Your responses to the Coding Questions at the bottom of this README are the Most Important part of this challenge. A working, fully fault-tolerant program that we just can't break, albeit awesome, is the least important. Why is that? Remember, we don't expect you to be expert programmers (just yet)... We want to see how you think through a problem.
- This program can be run by using the commands 'python ./gibgen.py "text"', "python ./gibgen.py textfiledirectory", "cat textfiledirectory | python ./gibgen.py". Where textfiledirectory is a directory to a .txt file in your local system. For example, "text_files/sample.txt" would be a valid directory to run.
- Program was written for Python 2.7
- Given the conditions set above, abbreviations and numbers are not scrambled. Due to probability, 3 character words will remain the same and 4 character words will have a 50% chance of returning the original word.
Question 1: "How did you approach the problem?" (500 words or less)
I started by trying to break the challenge down into smaller subproblems. Some of the subproblems I created include: "How do I breakup a string based on special characters?", "How would I re-introduce the special characters when I am done randomizing?", and "How can I randomize a word while keeping the initial and final letters in their respective places?". Through these subproblems, I could create even smaller subproblems and the solution to the challenge would be the collection of answers to all the subproblems. By creating subproblems, I could view the challenge as a layered problem. With the outer layer being the initial challenge, and each subsequent layer down being a set of subproblems of their immediate upper layer, I could identify and plan how each subproblem in a lower layer would need to interact with each other.
For example, the first layer of subproblems I created were: "How do I breakup a string based on special characters?" and "How would I re-introduce the special characters when I am done randomizing?". With these questions, I would theory craft possible solutions and attempt to break them. One possible solution I created was to parse through the string until I find a special character and randomize the characters that parsed up to that point. This method proved to be a more complicated solution than necessary and was eventually discarded to try a new solution. The solution I went with involved storing the location and value of special characters into a list and re-inserting after all the words have been scrambled.
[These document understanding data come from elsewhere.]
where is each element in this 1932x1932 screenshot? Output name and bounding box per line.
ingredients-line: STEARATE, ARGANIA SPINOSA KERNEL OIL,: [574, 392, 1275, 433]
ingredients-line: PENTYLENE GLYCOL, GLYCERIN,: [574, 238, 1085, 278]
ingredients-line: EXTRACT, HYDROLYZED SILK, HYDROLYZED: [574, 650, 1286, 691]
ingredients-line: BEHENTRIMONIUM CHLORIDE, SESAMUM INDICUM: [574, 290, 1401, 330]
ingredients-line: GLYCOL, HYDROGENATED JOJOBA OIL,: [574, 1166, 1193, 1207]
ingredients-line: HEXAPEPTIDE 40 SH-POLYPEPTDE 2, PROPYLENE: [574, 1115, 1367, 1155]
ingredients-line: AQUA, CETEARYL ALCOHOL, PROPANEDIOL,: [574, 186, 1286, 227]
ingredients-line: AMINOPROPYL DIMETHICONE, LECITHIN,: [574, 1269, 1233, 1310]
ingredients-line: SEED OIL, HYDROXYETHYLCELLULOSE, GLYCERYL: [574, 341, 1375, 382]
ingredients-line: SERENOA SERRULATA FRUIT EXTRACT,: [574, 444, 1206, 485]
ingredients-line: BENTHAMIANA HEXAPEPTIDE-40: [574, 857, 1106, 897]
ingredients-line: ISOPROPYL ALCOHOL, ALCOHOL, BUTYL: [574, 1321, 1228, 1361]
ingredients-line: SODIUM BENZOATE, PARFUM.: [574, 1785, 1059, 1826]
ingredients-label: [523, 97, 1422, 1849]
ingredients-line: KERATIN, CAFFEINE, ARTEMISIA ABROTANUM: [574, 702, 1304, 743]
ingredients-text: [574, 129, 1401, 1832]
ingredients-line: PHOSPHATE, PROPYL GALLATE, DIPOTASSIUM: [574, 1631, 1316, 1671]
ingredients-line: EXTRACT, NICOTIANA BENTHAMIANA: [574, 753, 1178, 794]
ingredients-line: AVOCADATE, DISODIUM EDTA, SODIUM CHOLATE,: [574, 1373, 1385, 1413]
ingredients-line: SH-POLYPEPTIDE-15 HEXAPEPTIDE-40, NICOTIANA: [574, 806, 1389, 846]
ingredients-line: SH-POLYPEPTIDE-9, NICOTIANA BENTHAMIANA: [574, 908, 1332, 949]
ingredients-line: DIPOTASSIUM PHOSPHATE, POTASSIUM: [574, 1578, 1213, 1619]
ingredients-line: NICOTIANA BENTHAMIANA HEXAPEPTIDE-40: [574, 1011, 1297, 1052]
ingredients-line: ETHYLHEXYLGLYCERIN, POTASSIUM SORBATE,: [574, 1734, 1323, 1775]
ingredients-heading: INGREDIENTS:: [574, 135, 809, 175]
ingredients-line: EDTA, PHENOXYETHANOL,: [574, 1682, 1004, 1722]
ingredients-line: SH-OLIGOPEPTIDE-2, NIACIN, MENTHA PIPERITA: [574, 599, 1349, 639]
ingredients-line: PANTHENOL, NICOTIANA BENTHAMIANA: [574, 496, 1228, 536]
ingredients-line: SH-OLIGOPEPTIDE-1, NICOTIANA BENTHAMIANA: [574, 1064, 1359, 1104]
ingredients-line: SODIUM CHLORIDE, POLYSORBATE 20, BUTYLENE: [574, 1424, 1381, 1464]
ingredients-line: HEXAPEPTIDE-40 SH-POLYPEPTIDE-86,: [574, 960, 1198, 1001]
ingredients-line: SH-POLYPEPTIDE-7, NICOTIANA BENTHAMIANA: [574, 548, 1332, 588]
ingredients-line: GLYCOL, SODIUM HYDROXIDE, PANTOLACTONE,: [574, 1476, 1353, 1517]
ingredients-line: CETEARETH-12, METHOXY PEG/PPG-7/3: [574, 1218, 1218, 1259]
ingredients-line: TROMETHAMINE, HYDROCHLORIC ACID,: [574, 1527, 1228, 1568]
Question 2: "What was the most difficult aspect of the solution?" (500 words or less)
Personally, I think most difficult aspect of this solution was trying to decide which language to program in. Although I think each language has strengths and weaknesses, I have rarely ever had to compare the languages for implementation. Eventually I went with Python because of the procedural programming capabilities which allowed me to start programming without having to worry about semicolons and the object oriented nature of my other choices. Python is also one of the languages used in machine learning at White Whale, which also played a big factor in my decision. Since I was switching programming languages from mainly C# type to Python, there was a small learning curve involved to relearn the language.
For the past year, I have been programming mainly in C# with some Java and JavaScript on the side. The syntax and grammar of these languages varies from Python and, as a result, slowed my progress. Another issue I ran into involved the Python libraries. Again, this can relate back to my unfamiliarity with the Python language and contributed to the learning curve. Python's data types do not have built in methods to retrieve the lengths of arrays or split by the newline character (\n), which was quite crucial to some parts of my implementation. These functionalities were a stylistic difference of the language itself and added to the overall learning curve. Thus, I think the biggest difficulty was adjusting myself to the language and the learning curve involved.